Oddly, because of the beautiful and challenging terrain, forest hiking in Papua has not become as popular and widespread as mountain hiking in Nepal. The most famous forest trail, the famous Kokoda Trail. However, there are hundreds of other beautiful (and challenging) trails throughout the country. Among the most interesting, the trail from Lake Kopjago to Oxapmina, followed by the route to Mount William and the town of Alotau.
Papua New Guinea is a coastal state in Oceania
Papua New Guinea, an exotic country whose inhabitants outside the major cities continue to lead a ritualistic traditional way of life. With the use of traditional clothing, it evokes a very specific mysterious cult-like atmosphere for visitors from Europe. Although the residents are not aggressive, it is definitely recommended to travel outside the city with a local guide. The population speaks about 750 languages, a third of all the languages of the world. This linguistic chaos required a means of communication, the pidgin, a language based on English and German. The second most widely spoken language is Motu, which is spoken in the coastal areas and in the capital Port Moresby.
Papua New Guinea is a coastal state in Oceania
Bougainville Island and the Southerne Highlands province, two unstable areas in terms of security. The town of Rabaul is near active volcanoes. Crime, quite a serious problem. There are kidnappings, violent assaults and many other crimes in Port Moresby. Travel to remote areas is not recommended.

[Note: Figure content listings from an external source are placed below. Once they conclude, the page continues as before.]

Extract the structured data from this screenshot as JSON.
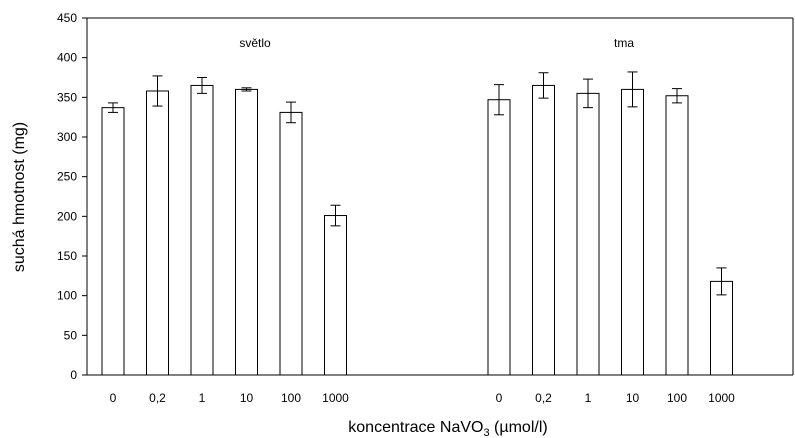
{
  "chart_data": {
    "type": "bar",
    "ylabel": "suchá hmotnost (mg)",
    "xlabel": {
      "main": "koncentrace NaVO",
      "subscript": "3",
      "unit": " (µmol/l)"
    },
    "ylim": [
      0,
      450
    ],
    "yticks": [
      0,
      50,
      100,
      150,
      200,
      250,
      300,
      350,
      400,
      450
    ],
    "grid": false,
    "bar_color": "#ffffff",
    "groups": [
      {
        "name": "světlo",
        "categories": [
          "0",
          "0,2",
          "1",
          "10",
          "100",
          "1000"
        ],
        "values": [
          337,
          358,
          365,
          360,
          331,
          201
        ],
        "errors": [
          6,
          19,
          10,
          2,
          13,
          13
        ]
      },
      {
        "name": "tma",
        "categories": [
          "0",
          "0,2",
          "1",
          "10",
          "100",
          "1000"
        ],
        "values": [
          347,
          365,
          355,
          360,
          352,
          118
        ],
        "errors": [
          19,
          16,
          18,
          22,
          9,
          17
        ]
      }
    ]
  }
}
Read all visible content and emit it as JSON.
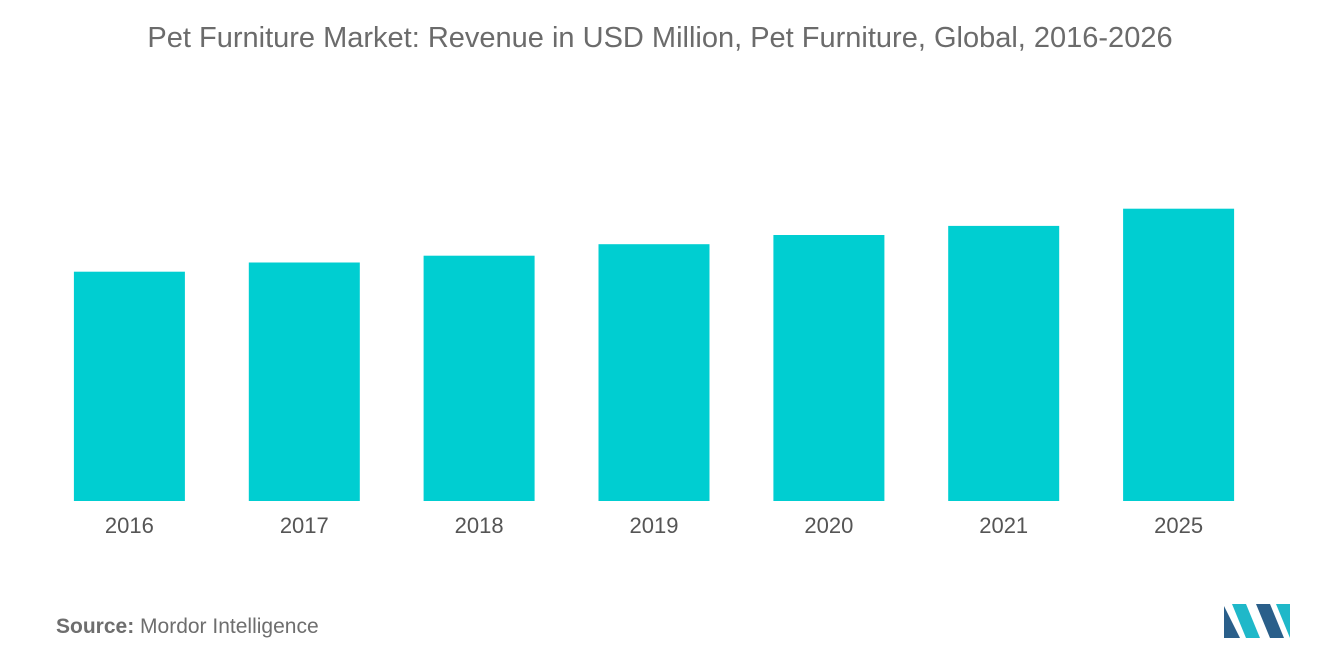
{
  "title": "Pet Furniture Market: Revenue in USD Million, Pet Furniture, Global,  2016-2026",
  "source": {
    "label": "Source:",
    "text": "Mordor Intelligence"
  },
  "colors": {
    "bar": "#00CED1",
    "logo_dark": "#2A5F8A",
    "logo_light": "#1FB8C9"
  },
  "logo": {
    "icon": "mordor-intelligence-logo"
  },
  "chart_data": {
    "type": "bar",
    "categories": [
      "2016",
      "2017",
      "2018",
      "2019",
      "2020",
      "2021",
      "2025"
    ],
    "values": [
      100,
      104,
      107,
      112,
      116,
      120,
      127.5
    ],
    "ylim": [
      0,
      140
    ],
    "xlabel": "",
    "ylabel": "",
    "grid": false,
    "legend": "none"
  }
}
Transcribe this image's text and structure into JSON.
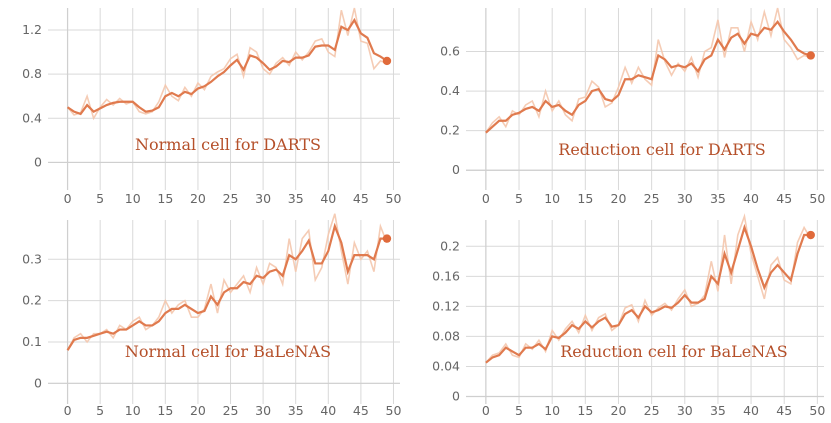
{
  "chart_data": [
    {
      "type": "line",
      "caption": "Normal cell for DARTS",
      "colors": {
        "smooth": "#e07a4e",
        "raw": "#f4c7ad",
        "caption": "#b5502a"
      },
      "xticks": [
        0,
        5,
        10,
        15,
        20,
        25,
        30,
        35,
        40,
        45,
        50
      ],
      "yticks": [
        0,
        0.4,
        0.8,
        1.2
      ],
      "ytick_labels": [
        "0",
        "0.4",
        "0.8",
        "1.2"
      ],
      "xlim": [
        -3,
        51
      ],
      "ylim": [
        -0.25,
        1.4
      ],
      "x": [
        0,
        1,
        2,
        3,
        4,
        5,
        6,
        7,
        8,
        9,
        10,
        11,
        12,
        13,
        14,
        15,
        16,
        17,
        18,
        19,
        20,
        21,
        22,
        23,
        24,
        25,
        26,
        27,
        28,
        29,
        30,
        31,
        32,
        33,
        34,
        35,
        36,
        37,
        38,
        39,
        40,
        41,
        42,
        43,
        44,
        45,
        46,
        47,
        48,
        49
      ],
      "series": [
        {
          "role": "smoothed",
          "values": [
            0.5,
            0.46,
            0.44,
            0.52,
            0.46,
            0.49,
            0.52,
            0.54,
            0.55,
            0.55,
            0.55,
            0.5,
            0.46,
            0.47,
            0.5,
            0.6,
            0.63,
            0.6,
            0.64,
            0.62,
            0.67,
            0.69,
            0.73,
            0.78,
            0.82,
            0.88,
            0.93,
            0.84,
            0.97,
            0.95,
            0.9,
            0.84,
            0.87,
            0.92,
            0.91,
            0.95,
            0.95,
            0.97,
            1.05,
            1.06,
            1.06,
            1.02,
            1.23,
            1.2,
            1.29,
            1.17,
            1.13,
            0.99,
            0.96,
            0.92
          ]
        },
        {
          "role": "raw",
          "values": [
            0.5,
            0.43,
            0.45,
            0.6,
            0.4,
            0.5,
            0.57,
            0.52,
            0.58,
            0.53,
            0.55,
            0.46,
            0.44,
            0.46,
            0.55,
            0.7,
            0.6,
            0.56,
            0.68,
            0.6,
            0.72,
            0.66,
            0.78,
            0.82,
            0.85,
            0.94,
            0.98,
            0.78,
            1.04,
            1.0,
            0.85,
            0.8,
            0.9,
            0.95,
            0.88,
            1.0,
            0.93,
            1.0,
            1.1,
            1.12,
            1.0,
            0.96,
            1.38,
            1.15,
            1.4,
            1.1,
            1.08,
            0.85,
            0.92,
            0.9
          ]
        }
      ]
    },
    {
      "type": "line",
      "caption": "Reduction cell for DARTS",
      "colors": {
        "smooth": "#e07a4e",
        "raw": "#f4c7ad",
        "caption": "#b5502a"
      },
      "xticks": [
        0,
        5,
        10,
        15,
        20,
        25,
        30,
        35,
        40,
        45,
        50
      ],
      "yticks": [
        0,
        0.2,
        0.4,
        0.6
      ],
      "ytick_labels": [
        "0",
        "0.2",
        "0.4",
        "0.6"
      ],
      "xlim": [
        -3,
        51
      ],
      "ylim": [
        -0.1,
        0.82
      ],
      "x": [
        0,
        1,
        2,
        3,
        4,
        5,
        6,
        7,
        8,
        9,
        10,
        11,
        12,
        13,
        14,
        15,
        16,
        17,
        18,
        19,
        20,
        21,
        22,
        23,
        24,
        25,
        26,
        27,
        28,
        29,
        30,
        31,
        32,
        33,
        34,
        35,
        36,
        37,
        38,
        39,
        40,
        41,
        42,
        43,
        44,
        45,
        46,
        47,
        48,
        49
      ],
      "series": [
        {
          "role": "smoothed",
          "values": [
            0.19,
            0.22,
            0.25,
            0.25,
            0.28,
            0.29,
            0.31,
            0.32,
            0.3,
            0.35,
            0.32,
            0.33,
            0.3,
            0.28,
            0.33,
            0.35,
            0.4,
            0.41,
            0.36,
            0.35,
            0.38,
            0.46,
            0.46,
            0.48,
            0.47,
            0.46,
            0.58,
            0.56,
            0.52,
            0.53,
            0.52,
            0.54,
            0.5,
            0.56,
            0.58,
            0.66,
            0.61,
            0.67,
            0.69,
            0.64,
            0.69,
            0.68,
            0.72,
            0.71,
            0.75,
            0.7,
            0.66,
            0.61,
            0.59,
            0.58
          ]
        },
        {
          "role": "raw",
          "values": [
            0.19,
            0.24,
            0.27,
            0.22,
            0.3,
            0.28,
            0.33,
            0.35,
            0.27,
            0.4,
            0.3,
            0.35,
            0.28,
            0.25,
            0.36,
            0.37,
            0.45,
            0.42,
            0.32,
            0.34,
            0.42,
            0.52,
            0.44,
            0.52,
            0.46,
            0.43,
            0.66,
            0.55,
            0.48,
            0.54,
            0.5,
            0.57,
            0.47,
            0.6,
            0.62,
            0.76,
            0.57,
            0.72,
            0.72,
            0.6,
            0.75,
            0.66,
            0.8,
            0.68,
            0.82,
            0.66,
            0.62,
            0.56,
            0.58,
            0.57
          ]
        }
      ]
    },
    {
      "type": "line",
      "caption": "Normal cell for BaLeNAS",
      "colors": {
        "smooth": "#e07a4e",
        "raw": "#f4c7ad",
        "caption": "#b5502a"
      },
      "xticks": [
        0,
        5,
        10,
        15,
        20,
        25,
        30,
        35,
        40,
        45,
        50
      ],
      "yticks": [
        0,
        0.1,
        0.2,
        0.3
      ],
      "ytick_labels": [
        "0",
        "0.1",
        "0.2",
        "0.3"
      ],
      "xlim": [
        -3,
        51
      ],
      "ylim": [
        -0.05,
        0.395
      ],
      "x": [
        0,
        1,
        2,
        3,
        4,
        5,
        6,
        7,
        8,
        9,
        10,
        11,
        12,
        13,
        14,
        15,
        16,
        17,
        18,
        19,
        20,
        21,
        22,
        23,
        24,
        25,
        26,
        27,
        28,
        29,
        30,
        31,
        32,
        33,
        34,
        35,
        36,
        37,
        38,
        39,
        40,
        41,
        42,
        43,
        44,
        45,
        46,
        47,
        48,
        49
      ],
      "series": [
        {
          "role": "smoothed",
          "values": [
            0.08,
            0.105,
            0.11,
            0.11,
            0.115,
            0.12,
            0.125,
            0.12,
            0.13,
            0.13,
            0.14,
            0.15,
            0.14,
            0.14,
            0.15,
            0.17,
            0.18,
            0.18,
            0.19,
            0.18,
            0.17,
            0.175,
            0.21,
            0.19,
            0.22,
            0.23,
            0.23,
            0.245,
            0.24,
            0.26,
            0.255,
            0.27,
            0.275,
            0.26,
            0.31,
            0.3,
            0.32,
            0.345,
            0.29,
            0.29,
            0.32,
            0.38,
            0.34,
            0.27,
            0.31,
            0.31,
            0.31,
            0.3,
            0.35,
            0.35
          ]
        },
        {
          "role": "raw",
          "values": [
            0.08,
            0.11,
            0.12,
            0.1,
            0.12,
            0.12,
            0.13,
            0.11,
            0.14,
            0.13,
            0.15,
            0.16,
            0.13,
            0.14,
            0.16,
            0.2,
            0.17,
            0.19,
            0.2,
            0.16,
            0.16,
            0.18,
            0.24,
            0.17,
            0.25,
            0.22,
            0.24,
            0.26,
            0.22,
            0.28,
            0.24,
            0.29,
            0.28,
            0.24,
            0.35,
            0.27,
            0.35,
            0.37,
            0.25,
            0.28,
            0.36,
            0.41,
            0.32,
            0.24,
            0.34,
            0.3,
            0.32,
            0.27,
            0.38,
            0.34
          ]
        }
      ]
    },
    {
      "type": "line",
      "caption": "Reduction cell for BaLeNAS",
      "colors": {
        "smooth": "#e07a4e",
        "raw": "#f4c7ad",
        "caption": "#b5502a"
      },
      "xticks": [
        0,
        5,
        10,
        15,
        20,
        25,
        30,
        35,
        40,
        45,
        50
      ],
      "yticks": [
        0,
        0.04,
        0.08,
        0.12,
        0.16,
        0.2
      ],
      "ytick_labels": [
        "0",
        "0.04",
        "0.08",
        "0.12",
        "0.16",
        "0.2"
      ],
      "xlim": [
        -3,
        51
      ],
      "ylim": [
        -0.01,
        0.235
      ],
      "x": [
        0,
        1,
        2,
        3,
        4,
        5,
        6,
        7,
        8,
        9,
        10,
        11,
        12,
        13,
        14,
        15,
        16,
        17,
        18,
        19,
        20,
        21,
        22,
        23,
        24,
        25,
        26,
        27,
        28,
        29,
        30,
        31,
        32,
        33,
        34,
        35,
        36,
        37,
        38,
        39,
        40,
        41,
        42,
        43,
        44,
        45,
        46,
        47,
        48,
        49
      ],
      "series": [
        {
          "role": "smoothed",
          "values": [
            0.045,
            0.052,
            0.055,
            0.065,
            0.06,
            0.055,
            0.065,
            0.065,
            0.07,
            0.063,
            0.08,
            0.078,
            0.085,
            0.095,
            0.09,
            0.1,
            0.092,
            0.1,
            0.105,
            0.093,
            0.095,
            0.11,
            0.115,
            0.105,
            0.12,
            0.112,
            0.115,
            0.12,
            0.118,
            0.125,
            0.135,
            0.125,
            0.125,
            0.13,
            0.16,
            0.15,
            0.19,
            0.165,
            0.195,
            0.225,
            0.2,
            0.17,
            0.145,
            0.165,
            0.175,
            0.165,
            0.155,
            0.19,
            0.215,
            0.215
          ]
        },
        {
          "role": "raw",
          "values": [
            0.045,
            0.055,
            0.058,
            0.07,
            0.055,
            0.052,
            0.07,
            0.063,
            0.075,
            0.06,
            0.088,
            0.075,
            0.09,
            0.1,
            0.085,
            0.108,
            0.088,
            0.105,
            0.11,
            0.088,
            0.095,
            0.118,
            0.122,
            0.1,
            0.128,
            0.108,
            0.118,
            0.124,
            0.115,
            0.13,
            0.142,
            0.12,
            0.124,
            0.135,
            0.18,
            0.14,
            0.215,
            0.15,
            0.215,
            0.24,
            0.19,
            0.16,
            0.13,
            0.175,
            0.185,
            0.155,
            0.15,
            0.205,
            0.225,
            0.21
          ]
        }
      ]
    }
  ]
}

Port Moresby, Papua New Guinea’s capital and port, lies on the southeast coast near the Gulf of Papua. Tourist attractions include the parliament building, the National Museum and the Art Gallery. The gallery features interesting examples of national geography, history, culture, flora and fauna. Interesting for tourists and Gordons Market, which is one of the busiest areas of the city. For those who prefer rest and relaxation, east of the city there is a beach Idler’s. There are also some great beaches on Dango Island and the Sinassi Wild Rocks are nearby.
Also worth visiting are the Varirata National Park and the magnificent Fleece Falls, northeast of Port Moresby. Varirata, the first national park in the archipelago. It offers countless natural attractions and well-marked hiking trails. To the north of the capital is the Brown River, whose banks are ideal for swimming, recreation and whitewater rafting.
The 90-kilometer Kokoda Trail , Papua New Guinea’s most popular hiking trail. It is a rugged forest trail crossing the sharp and very steep ridges (and wet and muddy gorges) of the Owen-Stanley Mountains. There are real adventures to be had, stuffy and hot weather, the usual tropical snails, pesky insects, and very difficult terrain with a deep ford. The trail was originally (late 19th century) used by gold prospectors on their way from Port Moresby to the gold fields around Kokoda.
When visiting New Guinea it is worth stopping at Hanza Bay. It is a bay about 200 km north of Madang. During the war it was a Japanese military base . Forty ships and countless planes were left sunk in its shallow waters. So it is a very interesting place for military archaeologists and divers exploring shipwrecks.